Along-smoldering clan war inside the inner circle of Kazakhstan's strongman President, Nursultan Nazar-bayev, has burst into the open. Last month, opposition leader Altynbek Sarsenbayev, 43, and two aides were killed by state security ( knb) officers. The killing exposed rivalries among those bidding to succeed Nazarbayev, 65, Kazakhstan's leader since 1989. Though Nazarbayev just won a third seven-year term, Oleg Panfilov, a Moscow-based human-rights campaigner and expert on central Asia, says Sarsenbayev was seen as a challenge to other potential contenders for the presidency.
According to many Kazakh and Russian newspapers and websites, two of those contenders are within the President's own family.
His daughter Dariga's clan includes her politically well-connected husband, First Deputy Foreign Minister Rakhat Aliyev. Her sister Dinara is married to Timur Kulibayev, the former deputy head of KazTransOil, the country's oil pipeline monopoly. A third ambitious clan outside the immediate family centers around Senate Speaker Nurtai Abykayev, the elder Nazarbayev's longtime right-hand man.
After Sarsenbayev's assassination, some in the Kazakh media zeroed in on Aliyev, formerly the knb deputy chief, as the man behind the killing. Aliyev publicly denied all such charges and threatened legal action against the press. The Interior Ministry issued a statement exonerating him of complicity. Baurzhan Mukhamedzhanov, the Interior Minister, declared that the real culprit was Yerzhan Utembayev,
the Senate's chief of staff, who allegedly confessed to putting out a $60,000 contract on Sarsenbayev "for reasons of personal enmity." Human-rights campaigner Panfilov regards that version as an attempt to discredit Abykayev, who is Utem-bayev's boss. But late last week, the President spoke up for his old ally Abykayev.

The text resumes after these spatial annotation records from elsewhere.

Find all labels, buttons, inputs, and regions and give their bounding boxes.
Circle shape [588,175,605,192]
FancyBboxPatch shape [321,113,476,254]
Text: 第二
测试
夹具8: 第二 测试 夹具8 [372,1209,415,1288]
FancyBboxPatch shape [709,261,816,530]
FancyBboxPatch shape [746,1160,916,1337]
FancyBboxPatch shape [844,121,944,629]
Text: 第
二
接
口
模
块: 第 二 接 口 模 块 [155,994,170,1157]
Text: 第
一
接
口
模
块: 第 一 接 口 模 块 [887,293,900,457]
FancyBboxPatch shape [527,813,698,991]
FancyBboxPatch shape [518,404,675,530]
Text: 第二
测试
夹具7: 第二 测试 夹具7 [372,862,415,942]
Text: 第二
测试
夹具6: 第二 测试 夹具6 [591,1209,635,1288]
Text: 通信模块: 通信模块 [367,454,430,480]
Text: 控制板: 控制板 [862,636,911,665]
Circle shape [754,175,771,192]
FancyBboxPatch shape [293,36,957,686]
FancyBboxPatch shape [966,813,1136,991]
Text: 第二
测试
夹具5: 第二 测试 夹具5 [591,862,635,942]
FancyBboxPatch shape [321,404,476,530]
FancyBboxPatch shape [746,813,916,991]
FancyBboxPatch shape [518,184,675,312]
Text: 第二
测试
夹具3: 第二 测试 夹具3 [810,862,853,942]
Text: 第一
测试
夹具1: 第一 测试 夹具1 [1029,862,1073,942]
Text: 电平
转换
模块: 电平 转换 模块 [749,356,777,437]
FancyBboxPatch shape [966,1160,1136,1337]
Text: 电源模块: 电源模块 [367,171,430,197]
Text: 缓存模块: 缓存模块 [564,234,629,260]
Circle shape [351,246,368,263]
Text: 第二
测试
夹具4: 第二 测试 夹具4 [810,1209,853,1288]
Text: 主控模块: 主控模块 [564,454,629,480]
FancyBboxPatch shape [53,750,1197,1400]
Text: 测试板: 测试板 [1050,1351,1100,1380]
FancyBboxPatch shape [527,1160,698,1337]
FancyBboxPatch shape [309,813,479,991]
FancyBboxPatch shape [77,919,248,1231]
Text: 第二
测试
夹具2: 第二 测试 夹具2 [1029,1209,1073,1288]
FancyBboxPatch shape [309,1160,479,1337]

In an effort to cool tensions, Nazarbayev addressed the nation, promising that justice would be done, and calling for order. That did little to convince citizens he would make good on promises of reform and democratization. "They present the Sarsenbayev murder as a single crime by rogue security officers, rather than recognize that [people] vie for power in this country using the most brutal methods," says Nurlan Nurimbetov, a political analyst in Almaty.